Ich hatte das Thema ja vor ein paar Wochen schon mal angeschnitten (klick) und erzählt, dass wir uns in unserer Reiseplanung schon ein wenig angepasst hatten. Aber im Grunde war der Plan ja der, unser Ding durchzuziehen, nur dann halt mit Baby. Und ich muss zugeben, ja, so gewisse Sachen sind einfach anders… hier habe ich einfach mal kurz meine Beobachtungen und „wieder was gelernt“-Erfahrungen für euch zusammen  gefasst.

Koffer packen

Unsere Airline erlaubte uns 20kg pro Person, also, Augustinchen zählte hier auch als Person, obwohl sie als Baby unter 2 Jahre noch keinen Sitzplatzanspuch hatte. Das heißt, wir durften 60 kg inklusive Kindersitz und Buggy als Sperrgepäck mitnehmen. Klingt viel. Ist auch viel. Braucht man aber auch. Weil so ein Baby sich ja ständig vollspuckt, nasssabbert usw. nimmt man doch den ganzen Stapel Bodys und Spucktücher mit. Sicher ist sicher. Falsch gepackt habe ich trotzdem. So voller Sommervorfreude hatte ich ganz viele kurze Hosen und so niedliche kurzärmelige Einteiler eingepackt. Letztendlich habe ich Augustinchen aber am liebsten Baumwollleggins und dünne langärmelige Blusen angezogen, ganz einfach, weil das am besten zum Krabbeln war und außerdem vor der Sonne schützte. Achja, und ich hatte viel zu viel Spielzeug dabei – am liebsten hat das Baby nämlich mit Ameisen, Steinen und einer Schale voll Wasser gespielt.
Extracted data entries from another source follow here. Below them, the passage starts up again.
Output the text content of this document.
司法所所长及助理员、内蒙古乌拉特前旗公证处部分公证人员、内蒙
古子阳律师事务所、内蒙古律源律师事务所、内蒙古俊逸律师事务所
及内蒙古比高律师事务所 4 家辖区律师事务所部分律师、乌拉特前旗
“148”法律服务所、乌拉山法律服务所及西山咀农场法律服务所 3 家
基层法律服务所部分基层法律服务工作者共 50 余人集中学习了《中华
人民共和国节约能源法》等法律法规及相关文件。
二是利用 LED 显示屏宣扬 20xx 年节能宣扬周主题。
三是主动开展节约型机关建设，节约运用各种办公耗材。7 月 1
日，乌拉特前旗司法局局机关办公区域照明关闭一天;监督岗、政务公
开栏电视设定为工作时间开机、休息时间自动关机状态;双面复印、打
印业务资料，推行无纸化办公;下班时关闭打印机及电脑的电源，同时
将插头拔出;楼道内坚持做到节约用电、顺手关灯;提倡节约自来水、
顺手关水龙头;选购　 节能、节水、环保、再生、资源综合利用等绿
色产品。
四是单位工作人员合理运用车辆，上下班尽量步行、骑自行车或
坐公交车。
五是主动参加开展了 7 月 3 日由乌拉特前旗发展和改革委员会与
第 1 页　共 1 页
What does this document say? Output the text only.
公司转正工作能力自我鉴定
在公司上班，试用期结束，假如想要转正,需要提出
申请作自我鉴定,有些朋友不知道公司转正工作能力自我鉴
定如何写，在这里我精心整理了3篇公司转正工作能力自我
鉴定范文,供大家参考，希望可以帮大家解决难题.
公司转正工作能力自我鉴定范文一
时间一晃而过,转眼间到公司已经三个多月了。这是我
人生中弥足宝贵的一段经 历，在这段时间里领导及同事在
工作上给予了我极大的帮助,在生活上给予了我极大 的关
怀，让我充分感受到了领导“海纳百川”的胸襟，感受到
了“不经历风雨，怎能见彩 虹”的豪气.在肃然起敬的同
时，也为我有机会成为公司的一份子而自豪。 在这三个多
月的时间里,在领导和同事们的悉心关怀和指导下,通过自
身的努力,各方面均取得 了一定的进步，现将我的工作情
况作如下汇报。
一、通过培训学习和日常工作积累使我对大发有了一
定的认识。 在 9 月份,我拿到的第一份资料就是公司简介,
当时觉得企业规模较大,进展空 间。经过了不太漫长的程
Als ganz praktisch hat sich allerdings ein Bilderbuch mit Tieren erwiesen, dass uns so manchen Abend im Restaurant gerettet hat.

Security Check

Was hier auch nicht unerwähnt bleiben soll zum Thema „Na, aber was ist denn jetzt so anders beim Reisen mit Kind?“ ist der Security Check. Also, man stelle sie sich vor, der Junomann, die Uschi und das Baby, wobei die ersteren Wanderbotten anhaben, weil die Schuhe ja so viel wiegen und nicht mehr in den Koffer passten. Und dann noch ein Buggy, eine Wickeltasche, Uschis Handtasche, Junomanns Rucksack, achja, und zusätzlich so ein Handgepäckkoffer auf Rollen,den wir unauffällig mit durchwurschtelten, weil wir…ja…ich erwähnte es, keinen Platz mehr in unseren Koffern hatten. Der Junomann fängt also an, kleines Köfferchen auf’s Band, Gürtel aus, Laptop aus dem Rucksack kramen und in die Wanne legen, den Buggy zusammenklappen und auf ´s Band legen…durch den Metalldetektor laufen und natürlich wegen der Wanderbotten piepen, diese also ausziehen (das sind so ganz fiese, mit mehreren Ösen, wo man die Schnürsenkel kreuzen muss) und noch einmal durchlaufen. Parallel dazu die Uschi, wie sie das Baby aus dem Buggy nimmt, die Handtasche auf’s Band packt, darin die halbvolle Wasserflasche entdeckt, versucht, diese in wenigen Schlucken zu leeren, es nicht schafft und dem Junomann hinhält, der gerade seinen ersten Gang durch den Metalldetektor plant, dann die Wickeltasche auf das Band legt, die durchsichtige Tasche mit den Babycremes, die Schnabeltasse (gefüllt mit Wasser, ja, diesmal ist es ungefährliches Wasser) und ein Gläschen Babybrei herauskramt und in die Wanne legt, alles einarmig, weil ja das Baby getragen wird, dann durch den Metalldetektor läuft, trotz Wanderbotten NICHT piept, haha, und dann darauf wartet, dass der Junomann seine Schuhe wiederzuschnürt, da sie einarmig den Buggy nicht wiederaufklappen kann, der mit all dem anderen Handgepäck aufgereiht das Band belegt und verhindert, dass das Gepäck der nachfolgenden Gäste geröntgt wird, die schon ganz genervt gucken. So, und wer danach nicht schwitzt, der kriegt von mir ’ne Limo ausgegeben! Aber hallo!

Fliegen

Das war ja eigentlich so meine größte Sorge. Wird mein Kind schreckliche Ohrenschmerzen haben? Und vor allem, wie sicher ist es, auf dem Schoß mitzufliegen? Nun, zum Thema Ohrenschmerzen und Druckausgleich hatte ich ja schon in meinem anderen Beitrag geschrieben, dass das unproblematisch war. Augustinchen hatte auf keine Weise gezeigt, dass ihr etwas weh tat, sie hat immer brav ihr Wasser getrunken und sich ablenken lassen. Das kann natürlich von Kind zu Kind anders sein, aber ehrlich gesagt habe ich auch von meinen Freundinnen, die mit ihren Babys geflogen sind, noch keine Horrorgeschichten diesbezüglich gehört.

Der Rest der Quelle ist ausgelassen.